The statement above was retweeted by Latour. It is very interesting when viewed in terms of his own categories, and is also flattering for Trump’s supporters. The « supporters » on this analysis are not the literal-minded Trumpians who endorse his aims, attitudes, and utterances, but rather those who consider Trump as a symbol of all that is not right in the political process, Trump himself included.
That is to say that in this case we have a « crossing » between MET and POL trying to modify or to disrupt POL. Unfortunately this intervention from MET into POL becomes literalised and distorted by its inclusion into POL, whether it wants to or not. As Michael Moore says, if you voted Trump to thumb your nose at the political establishment it made you feel good for a day or two, but then you realise that you are stuck with him as president.
Note: this sort of crossing of modes is not as well explored or analysed as the distinction of the modes.
Prior to the vote this enthusiasm for a de-literalised Trump, for a symbolic Trump, could be assigned many meanings. But the voting process itself has now literalised this symbolic engagement. A literal president has been elected.
This points up a defect in Latour’s explication of POL. Latour’s AIME explains politics as belonging to a different truth-regime than referential speech (REF), thus dangerously opening the door to legitimating trumpery of all sorts. Despite Latour’s disclaimers and denunciations his system of modes of veridiction, which distinguishes political truth from referential or factual truth, can be seen as a legitimation of Trumps post-factual strategies and of the endorsement they received from the polls.
Further, Latour’s analysis of all the modes, including POL, systematically privileges and empowers experts rather than participants. Strangely, Latour’s analysis of politics (POL) doesn’t cover voting.
Latour’s tweet seems implicitly to reply to the question: what is the mode of existence of democratic voting? by implying that it is MET (pathos), or in other words that it concerns the beings and truths of metamorphosis rather than the beings and truths of politics. The problem is that the vote inaugurates a new sub-regime of political enunciation, even more detached from factual truth, at the same time that it installs a new literal president in office.
I think that Latour should take this occasion to reflect on what his AIME project taken as a metamorphic symbol in fact symbolises. A second question would be: what is the effect of AIME when it is taken literally (DC)? How does it intervene empirically in different modes? Does AIME too have a fundamentalist aspect or following? How does AIME with Latour as its mouthpiece in fact intervene in the media and what is the status, and the effects, of the interventions?
A third question would be on the conflict between diplomacy and democracy within AIME. Hillary Clinton was selected in terms of the diplomatic negotiations within her party and its allies. But she was not democratically elected by the people. Is the actual vote, including the people who abstained, a case of a metamorphic (non-literal) comment, a referential one, or a political one? What does this result show about AIME’s privileging of diplomatic forms of negotiation over democratic dialogue?
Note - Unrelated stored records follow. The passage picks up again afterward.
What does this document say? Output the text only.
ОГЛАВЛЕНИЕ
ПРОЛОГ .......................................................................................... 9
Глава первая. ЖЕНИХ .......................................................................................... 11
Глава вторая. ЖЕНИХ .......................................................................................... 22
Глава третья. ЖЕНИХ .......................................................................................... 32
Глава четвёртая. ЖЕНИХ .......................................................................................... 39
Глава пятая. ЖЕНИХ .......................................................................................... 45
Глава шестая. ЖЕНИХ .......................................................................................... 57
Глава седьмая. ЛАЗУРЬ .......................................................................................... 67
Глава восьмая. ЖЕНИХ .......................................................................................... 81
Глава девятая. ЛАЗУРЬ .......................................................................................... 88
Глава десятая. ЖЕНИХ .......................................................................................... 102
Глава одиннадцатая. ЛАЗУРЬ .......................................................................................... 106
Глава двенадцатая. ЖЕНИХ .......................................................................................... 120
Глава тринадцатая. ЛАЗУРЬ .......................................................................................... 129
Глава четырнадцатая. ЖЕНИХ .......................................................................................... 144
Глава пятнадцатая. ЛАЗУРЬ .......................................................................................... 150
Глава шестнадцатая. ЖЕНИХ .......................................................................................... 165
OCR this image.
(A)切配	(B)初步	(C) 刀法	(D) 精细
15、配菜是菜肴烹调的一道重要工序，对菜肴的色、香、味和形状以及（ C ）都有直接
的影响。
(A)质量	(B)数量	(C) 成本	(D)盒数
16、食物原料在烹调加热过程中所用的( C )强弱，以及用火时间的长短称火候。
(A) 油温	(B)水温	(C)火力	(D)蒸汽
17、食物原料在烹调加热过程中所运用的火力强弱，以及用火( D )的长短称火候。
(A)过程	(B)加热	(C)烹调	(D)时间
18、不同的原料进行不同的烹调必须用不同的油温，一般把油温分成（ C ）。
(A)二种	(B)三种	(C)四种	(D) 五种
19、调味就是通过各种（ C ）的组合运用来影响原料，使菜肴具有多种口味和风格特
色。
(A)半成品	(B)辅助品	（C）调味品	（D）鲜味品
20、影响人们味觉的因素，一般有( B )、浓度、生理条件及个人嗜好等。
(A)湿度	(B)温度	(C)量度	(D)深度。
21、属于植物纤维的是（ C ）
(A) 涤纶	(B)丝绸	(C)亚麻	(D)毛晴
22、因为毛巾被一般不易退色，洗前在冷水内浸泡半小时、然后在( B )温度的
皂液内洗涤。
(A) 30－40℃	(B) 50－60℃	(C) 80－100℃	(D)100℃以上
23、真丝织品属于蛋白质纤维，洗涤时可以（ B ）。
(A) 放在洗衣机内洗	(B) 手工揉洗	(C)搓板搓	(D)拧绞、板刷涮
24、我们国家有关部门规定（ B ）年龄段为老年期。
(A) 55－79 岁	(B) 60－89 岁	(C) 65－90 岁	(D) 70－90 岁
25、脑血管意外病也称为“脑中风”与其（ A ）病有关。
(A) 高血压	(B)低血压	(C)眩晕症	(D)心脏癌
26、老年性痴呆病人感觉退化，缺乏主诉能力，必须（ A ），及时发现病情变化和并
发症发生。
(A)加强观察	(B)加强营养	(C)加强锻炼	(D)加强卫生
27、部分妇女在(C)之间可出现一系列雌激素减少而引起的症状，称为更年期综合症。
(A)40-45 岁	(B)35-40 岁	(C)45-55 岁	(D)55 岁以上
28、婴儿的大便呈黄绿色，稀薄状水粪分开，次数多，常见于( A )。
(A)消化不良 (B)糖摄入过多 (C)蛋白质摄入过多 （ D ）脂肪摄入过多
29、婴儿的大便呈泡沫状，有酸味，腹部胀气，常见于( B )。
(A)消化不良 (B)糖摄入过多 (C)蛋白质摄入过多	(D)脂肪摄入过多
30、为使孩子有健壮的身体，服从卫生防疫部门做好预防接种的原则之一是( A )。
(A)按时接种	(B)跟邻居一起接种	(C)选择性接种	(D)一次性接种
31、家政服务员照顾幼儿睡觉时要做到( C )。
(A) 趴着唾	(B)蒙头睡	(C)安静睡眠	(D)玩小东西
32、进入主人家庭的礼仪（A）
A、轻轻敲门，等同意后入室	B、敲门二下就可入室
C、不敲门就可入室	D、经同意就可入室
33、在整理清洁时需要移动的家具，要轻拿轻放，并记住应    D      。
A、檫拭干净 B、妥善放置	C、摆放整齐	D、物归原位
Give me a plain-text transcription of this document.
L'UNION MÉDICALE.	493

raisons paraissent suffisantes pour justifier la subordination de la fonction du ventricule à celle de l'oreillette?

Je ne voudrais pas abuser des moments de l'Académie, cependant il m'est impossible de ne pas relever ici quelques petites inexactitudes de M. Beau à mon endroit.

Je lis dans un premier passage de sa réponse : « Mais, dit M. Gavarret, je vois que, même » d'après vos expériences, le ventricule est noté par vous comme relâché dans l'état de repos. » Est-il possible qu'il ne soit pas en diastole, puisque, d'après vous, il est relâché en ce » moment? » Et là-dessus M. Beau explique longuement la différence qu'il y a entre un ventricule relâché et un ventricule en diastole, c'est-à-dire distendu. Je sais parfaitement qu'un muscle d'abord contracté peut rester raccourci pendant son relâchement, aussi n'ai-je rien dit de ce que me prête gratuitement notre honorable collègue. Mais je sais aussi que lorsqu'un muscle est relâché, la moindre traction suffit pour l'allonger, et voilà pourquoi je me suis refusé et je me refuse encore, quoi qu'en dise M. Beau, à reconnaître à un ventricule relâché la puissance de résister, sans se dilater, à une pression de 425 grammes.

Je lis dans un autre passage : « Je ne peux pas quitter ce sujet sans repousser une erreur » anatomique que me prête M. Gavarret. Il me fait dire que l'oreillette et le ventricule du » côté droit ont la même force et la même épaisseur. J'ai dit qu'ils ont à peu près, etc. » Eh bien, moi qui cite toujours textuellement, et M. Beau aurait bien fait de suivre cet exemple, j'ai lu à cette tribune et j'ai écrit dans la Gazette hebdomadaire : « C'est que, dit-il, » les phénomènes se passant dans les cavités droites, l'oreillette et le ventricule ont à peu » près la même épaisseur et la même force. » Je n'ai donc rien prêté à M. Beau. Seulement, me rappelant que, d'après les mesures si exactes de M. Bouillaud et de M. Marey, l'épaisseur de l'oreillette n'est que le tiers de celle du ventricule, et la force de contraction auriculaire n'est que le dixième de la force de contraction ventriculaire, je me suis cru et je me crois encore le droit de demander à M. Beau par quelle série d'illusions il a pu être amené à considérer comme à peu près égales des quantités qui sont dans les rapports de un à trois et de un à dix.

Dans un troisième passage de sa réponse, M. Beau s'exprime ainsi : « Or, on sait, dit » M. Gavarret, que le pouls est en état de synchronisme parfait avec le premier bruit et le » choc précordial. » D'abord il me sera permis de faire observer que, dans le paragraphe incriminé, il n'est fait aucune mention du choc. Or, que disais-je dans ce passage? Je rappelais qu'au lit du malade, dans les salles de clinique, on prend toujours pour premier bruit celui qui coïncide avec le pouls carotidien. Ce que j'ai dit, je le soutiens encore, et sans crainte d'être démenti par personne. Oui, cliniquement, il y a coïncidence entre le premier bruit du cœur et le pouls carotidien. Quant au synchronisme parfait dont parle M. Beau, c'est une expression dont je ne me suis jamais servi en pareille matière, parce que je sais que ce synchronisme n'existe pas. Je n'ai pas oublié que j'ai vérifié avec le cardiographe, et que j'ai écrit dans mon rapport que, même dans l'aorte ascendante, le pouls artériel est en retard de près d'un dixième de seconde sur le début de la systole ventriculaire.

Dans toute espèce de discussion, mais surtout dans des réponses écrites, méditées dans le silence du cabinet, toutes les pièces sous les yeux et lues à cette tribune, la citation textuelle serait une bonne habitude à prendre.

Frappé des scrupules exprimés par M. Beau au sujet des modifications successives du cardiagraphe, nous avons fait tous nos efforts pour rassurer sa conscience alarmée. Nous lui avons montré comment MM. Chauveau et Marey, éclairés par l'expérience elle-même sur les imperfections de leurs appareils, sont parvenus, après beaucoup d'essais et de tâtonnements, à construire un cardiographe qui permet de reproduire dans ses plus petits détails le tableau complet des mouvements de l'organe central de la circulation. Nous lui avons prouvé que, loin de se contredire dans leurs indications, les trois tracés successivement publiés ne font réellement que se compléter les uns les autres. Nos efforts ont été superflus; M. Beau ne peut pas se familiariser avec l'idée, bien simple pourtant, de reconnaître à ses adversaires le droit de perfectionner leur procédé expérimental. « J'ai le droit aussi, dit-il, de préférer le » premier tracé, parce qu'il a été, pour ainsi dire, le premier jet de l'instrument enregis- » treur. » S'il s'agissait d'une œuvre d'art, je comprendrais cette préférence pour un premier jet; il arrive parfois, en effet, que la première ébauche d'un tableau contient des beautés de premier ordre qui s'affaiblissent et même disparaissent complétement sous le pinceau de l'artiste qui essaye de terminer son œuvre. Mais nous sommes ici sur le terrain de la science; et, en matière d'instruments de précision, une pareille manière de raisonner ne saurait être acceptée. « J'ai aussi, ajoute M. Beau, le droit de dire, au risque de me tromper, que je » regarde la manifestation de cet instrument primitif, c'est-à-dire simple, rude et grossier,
My worry is that even Latour has a literalised understanding of his own AIME project that sometimes dominates. I am not attacking the system, which I have repeatedly said is a « game-changer » in the field of Continental Philosophy and beyond, I am just doing my job as a philosopher, unpacking presuppositions and gaps in Latour’s statements, tracing his own literalism.
I have de-literalised Latour’s project from the beginning, which is one reason why I do not automatically endorse everything he says. I am not an official AIME member or follower, but a pluralist fellow-traveler. AIME itself is a battleground between metamorphism and literalism. Its politics is based on the diplomacy of experts rather than the democracy of participants, which is why it has nothing but platitudes and reprimands to contribute to the analysis of the situation.
The « dichotomy » I am commenting is not mine, but one endorsed by Latour: seriously vs literally. My argument is pluralist. Latour’s AIME should have led him to see more modes of existence at work, and to see the terms of this dichotomy differently. In this post I have been talking about REF, MET, POL, DC and « being as other ».
Further there is the reflexive argument that Latour’s own pronouncements fall under the same dichotomy, when he is not being careful and scholarly.
Practitioners of Latour’s methods have no « authority » on a conceptual question (and vice versa). That would be empiricism 1.0 or literalism. The whole question is the difference between « empiricism 1.0 » (taking literally) and « empiricism 2.0 » (taking seriously).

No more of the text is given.